OPINION:
The Central Intelligence Agency’s authority to use lethal force is usually discussed only in the quietest corners of the intelligence community. These authorities are usually implemented pursuant to carefully-prescribed top-secret “presidential determinations” that authorize specific actions.
Over its history, the CIA’s successes in using lethal force are unknown to the public. We only know the times when the CIA tried to use it — such as the much-mocked attempts in the 1960s to kill Fidel Castro — and was embarrassed by public failures. In 1984, President Reagan, in Executive Order 12333, prohibited our intelligence agencies from planning or participating in political assassinations.
Reports that CIA Director Mike Pompeo is pushing for wider authority to use drone strikes in active war zones including — but, importantly, not limited to — Afghanistan has ignited a public debate. President Trump reportedly favors granting Mr. Pompeo’s request and the Pentagon apparently is divided in its position.
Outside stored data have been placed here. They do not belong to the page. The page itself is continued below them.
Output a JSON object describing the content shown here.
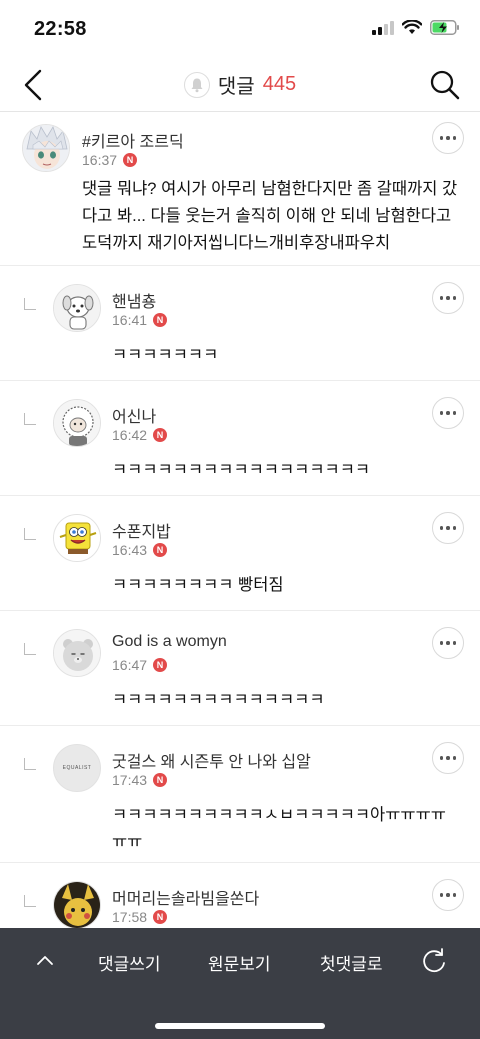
{
  "status": {
    "time": "22:58"
  },
  "header": {
    "title": "댓글",
    "count": "445"
  },
  "comments": [
    {
      "author": "#키르아 조르딕",
      "time": "16:37",
      "badge": "N",
      "text": "댓글 뭐냐? 여시가 아무리 남혐한다지만 좀 갈때까지 갔다고 봐... 다들 웃는거 솔직히 이해 안 되네 남혐한다고 도덕까지 재기아저씹니다느개비후장내파우치"
    },
    {
      "author": "핸냄춍",
      "time": "16:41",
      "badge": "N",
      "text": "ㅋㅋㅋㅋㅋㅋㅋ"
    },
    {
      "author": "어신나",
      "time": "16:42",
      "badge": "N",
      "text": "ㅋㅋㅋㅋㅋㅋㅋㅋㅋㅋㅋㅋㅋㅋㅋㅋㅋ"
    },
    {
      "author": "수폰지밥",
      "time": "16:43",
      "badge": "N",
      "text": "ㅋㅋㅋㅋㅋㅋㅋㅋ 빵터짐"
    },
    {
      "author": "God is a womyn",
      "time": "16:47",
      "badge": "N",
      "text": "ㅋㅋㅋㅋㅋㅋㅋㅋㅋㅋㅋㅋㅋㅋ"
    },
    {
      "author": "굿걸스 왜 시즌투 안 나와 십알",
      "time": "17:43",
      "badge": "N",
      "text": "ㅋㅋㅋㅋㅋㅋㅋㅋㅋㅋㅅㅂㅋㅋㅋㅋㅋ아ㅠㅠㅠㅠㅠㅠ",
      "avatar_text": "EQUALIST"
    },
    {
      "author": "머머리는솔라빔을쏜다",
      "time": "17:58",
      "badge": "N",
      "text": ""
    }
  ],
  "toolbar": {
    "write": "댓글쓰기",
    "original": "원문보기",
    "first": "첫댓글로"
  },
  "colors": {
    "accent": "#e24a4a",
    "toolbar_bg": "#3b3e45"
  }
}
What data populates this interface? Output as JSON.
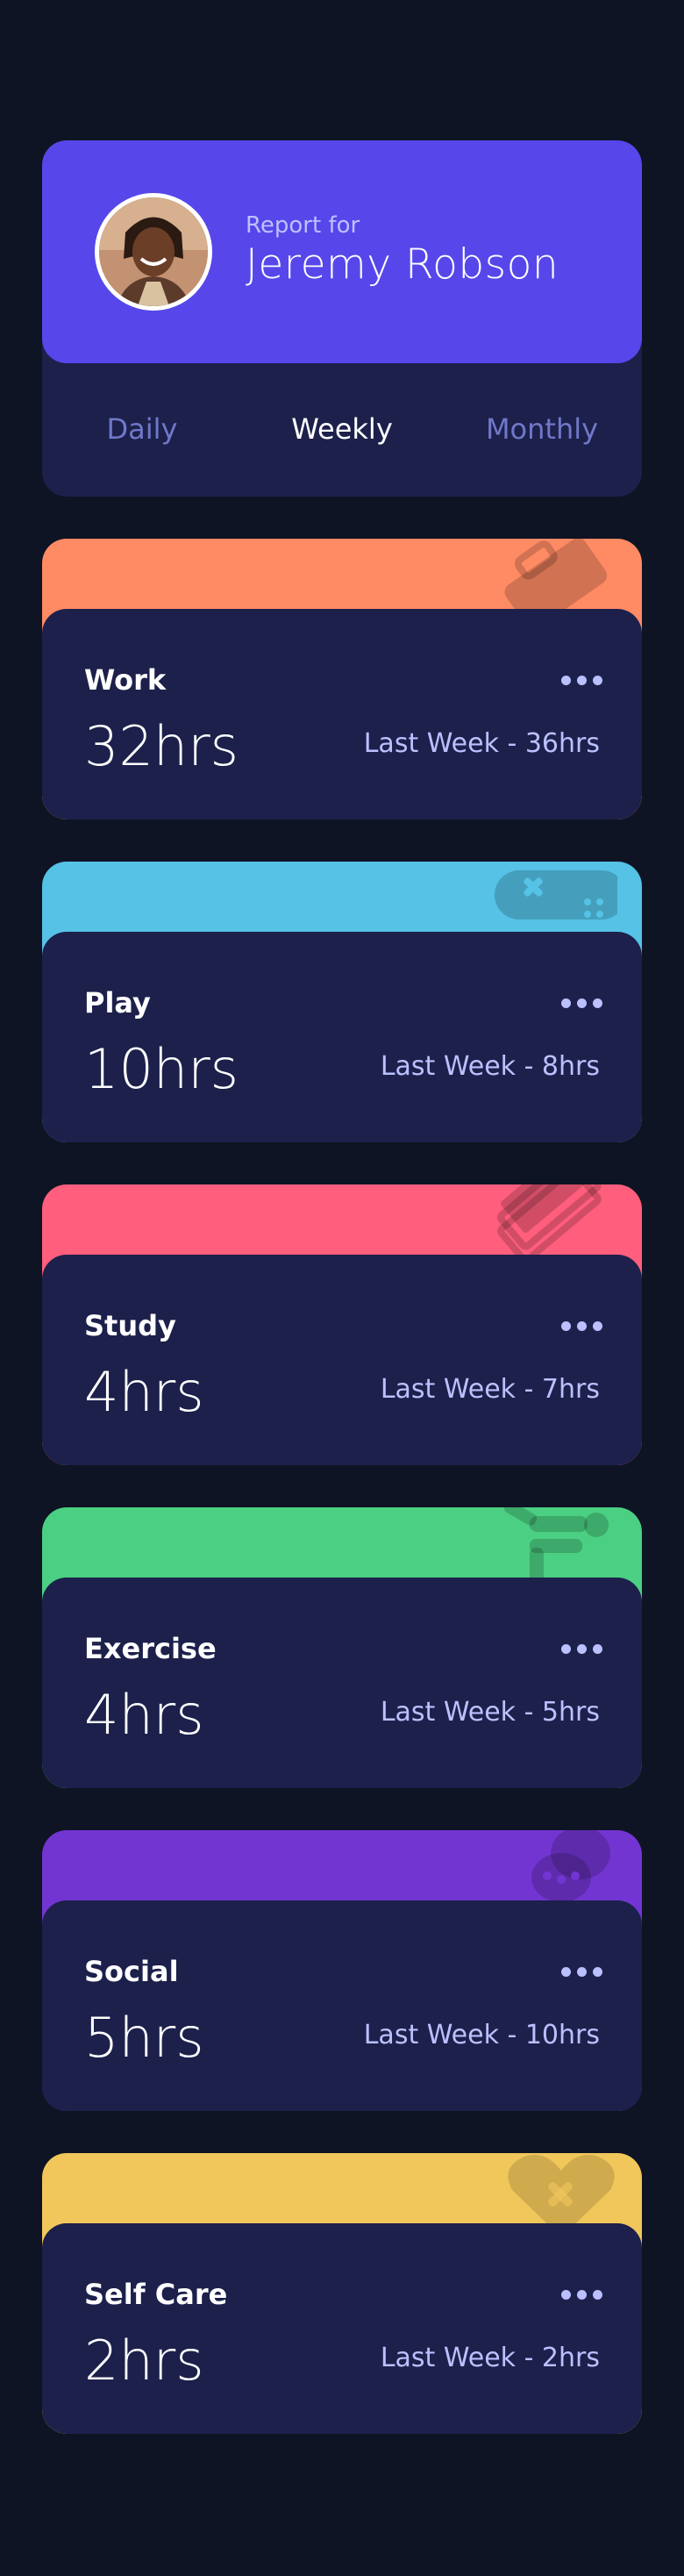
{
  "profile": {
    "report_for": "Report for",
    "name": "Jeremy Robson"
  },
  "tabs": [
    {
      "label": "Daily",
      "active": false
    },
    {
      "label": "Weekly",
      "active": true
    },
    {
      "label": "Monthly",
      "active": false
    }
  ],
  "activities": [
    {
      "title": "Work",
      "current": "32hrs",
      "previous": "Last Week - 36hrs",
      "color": "#ff8b64",
      "icon": "briefcase-icon"
    },
    {
      "title": "Play",
      "current": "10hrs",
      "previous": "Last Week - 8hrs",
      "color": "#55c2e6",
      "icon": "gamepad-icon"
    },
    {
      "title": "Study",
      "current": "4hrs",
      "previous": "Last Week - 7hrs",
      "color": "#ff5e7d",
      "icon": "book-icon"
    },
    {
      "title": "Exercise",
      "current": "4hrs",
      "previous": "Last Week - 5hrs",
      "color": "#4bcf82",
      "icon": "running-icon"
    },
    {
      "title": "Social",
      "current": "5hrs",
      "previous": "Last Week - 10hrs",
      "color": "#7335d2",
      "icon": "chat-icon"
    },
    {
      "title": "Self Care",
      "current": "2hrs",
      "previous": "Last Week - 2hrs",
      "color": "#f1c75b",
      "icon": "heart-icon"
    }
  ],
  "colors": {
    "background": "#0f1424",
    "card": "#1c204b",
    "profile": "#5747ea",
    "muted": "#bbc0ff",
    "tab_inactive": "#7078c9"
  }
}
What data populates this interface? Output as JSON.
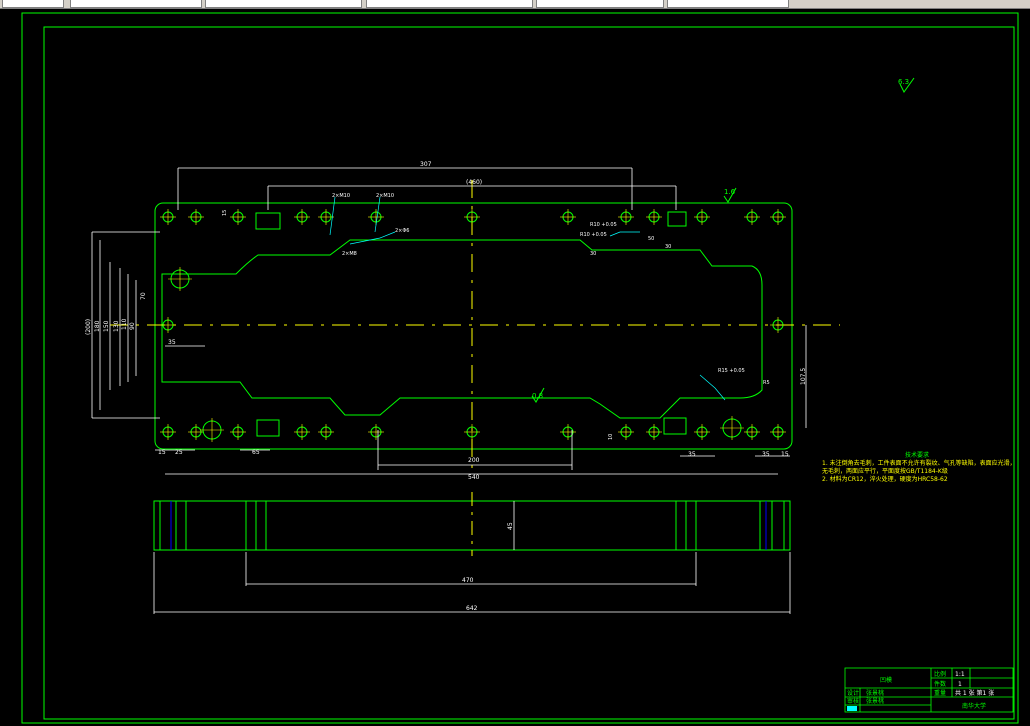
{
  "drawing": {
    "top_view_dims": {
      "overall_width": "642",
      "hole_span": "540",
      "upper_span": "(460)",
      "upper_partial": "307",
      "inner_span": "200",
      "bottom_span": "200",
      "left_offset_small": "10",
      "left_offset_a": "25",
      "left_offset_b": "65",
      "right_offset_a": "35",
      "right_offset_b": "35",
      "right_offset_small": "10",
      "vertical_total": "(200)",
      "vertical_a": "180",
      "vertical_b": "150",
      "vertical_c": "130",
      "vertical_d": "110",
      "vertical_e": "90",
      "vertical_f": "70",
      "pocket_width": "35",
      "right_height": "107.5",
      "left_small": "15",
      "right_small": "15",
      "slot_left_a": "2×M10",
      "slot_left_b": "2×M10",
      "slot_mid_a": "2×M8",
      "slot_mid_b": "2×Φ6",
      "radius_a": "R10 +0.05",
      "radius_b": "R10 +0.05",
      "radius_c": "R15 +0.05",
      "radius_d": "R5",
      "dim_mid_a": "50",
      "dim_mid_b": "30",
      "dim_mid_c": "30",
      "dim_mid_d": "10",
      "chamfer": "15",
      "roughness_top": "1.6",
      "roughness_mid": "0.8",
      "roughness_corner": "6.3"
    },
    "side_view_dims": {
      "overall_width": "642",
      "inner_width": "470",
      "height": "45"
    },
    "notes": {
      "title": "技术要求",
      "line1": "1.  未注倒角去毛刺，工件表面不允许有裂纹、气孔等缺陷，表面应光滑，",
      "line2": "     无毛刺，两面应平行，平面度按GB/T1184-K级",
      "line3": "2.  材料为CR12，淬火处理，硬度为HRC58-62"
    },
    "title_block": {
      "part_name": "凹模",
      "scale_label": "比例",
      "scale_value": "1:1",
      "qty_label": "件数",
      "qty_value": "1",
      "design_label": "设计",
      "design_name": "张景桃",
      "check_label": "审核",
      "check_name": "张景桃",
      "weight_label": "重量",
      "sheet_text": "共 1 张 第1 张",
      "school": "南华大学"
    }
  }
}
Advisors to former President Obama are, predictably, against it.
One New York Times report quotes Luke Hartig, a National Security Council official in the Obama administration, who said that transparency in discussing military operations such as drone strikes with allies was of utmost importance. That report quoted Mr. Hartig as saying any decrease in transparency would be. ” a big strategic and moral mistake.”
Let’s set aside, for the moment, the fact that Mr. Obama’s Afghanistan policy failed utterly. What we cannot set aside is the fact that one of the reasons — if not the main reason — that the 2011 SEAL mission to kill or capture Osama bin Laden succeeded was that it was kept secret from both the Pakistanis and the Afghanis until it was almost over.
Secrecy, not transparency, is the sine qua non of military and intelligence operations. Transparency is essential in dealing with reliable allies such as some of the NATO nations and Israel, but it has proved both counter-productive, and sometimes deadly, to our forces in dealing with governments such as Afghanistan’s and Pakistan’s.
John Brennan, when he became CIA director in 2013, significantly cut back the CIA’s paramilitary operations. Among them were the CIA’s operations of killer drones. Mr. Pompeo apparently wants to return the CIA’s operations to the pre-Brennan era and perhaps go farther.
Strategically, what Mr. Pompeo is proposing theoretically could enable the CIA to successfully target people such as Taliban leaders and the leaders of the Haqqani network, a tribal-based terror group that is part of the Taliban. The latter is the most deadly threat to us in parts of Afghanistan. Beheading those snakes won’t completely end the threats they pose, but they will necessarily result in slowing, or stopping entirely (but temporarily) their operations against us and our NATO partners in Afghanistan.
Defense Secretary Mattis reportedly hasn’t objected to Mr. Pompeo’s idea, but others reportedly worry — correctly — that our troops (and NATO’s) will bear the brunt of any counterattacks. Part of those objections is the military’s normal reluctance to let anyone else have a finger on the trigger.
For nearly 16 years, the military and the CIA have worked together in Afghanistan, Iraq and elsewhere. That partnership has produced some good results, such as the death of bin Laden, but that may be the exception to the rule.
Our war efforts in Afghanistan and Iraq (and elsewhere) have suffered from many things ranging from Mr. Bush’s ill-advised nation-building strategy to Mr. Obama’s unreasonably restrictive rules of engagement and — as Mr. Hartig implied — placing greater importance on political appearances such as “transparency” than progress toward victory.
The question of granting the CIA’s desire for greater authority to act on its own in Afghanistan, Iraq and elsewhere boils down, like so many questions of tactics and strategy, to balancing risk against reward.
The most important variable in that equation, like almost everything else in this war, is the ability to gather actionable intelligence which both the CIA and the military do.
If the CIA could gather, analyze and apply intelligence to operational forces better and faster than the military can, the CIA could target and kill them as fast or faster than the military can.
The CIA and the military, at least supposedly, cooperate and share intelligence. But both are bureaucracies with their own hierarchies. Such entities don’t naturally cooperate.
If the president grants the CIA’s request he will have, intentionally or otherwise, created a competition between the military and the CIA. That could be good in the short run, each side wanting to try harder to get the credit. In the longer term it will certainly be a very bad idea, causing each to conceal what intelligence they have from the other. That will save many terrorists’ lives.
It would be far better for the president to prevent that competition from arising by introducing “jointness” into the intelligence community.
“Jointness” — an awkward word even by Pentagon standards — means forcing cooperation among agencies by requiring assignment of people to each other’s agencies to train and operate with them. Though successes such as the bin Laden raid resulted from cooperation among agencies, requiring real jointness between the military and intelligence communities will break down the kind of barriers that Mr. Pompeo’s idea will create. It will kill more terrorists in less time than anything else the president can mandate.
• Jed Babbin, a deputy undersecretary of defense in the George H.W. Bush administration, is the author of “In the Words of Our Enemies.”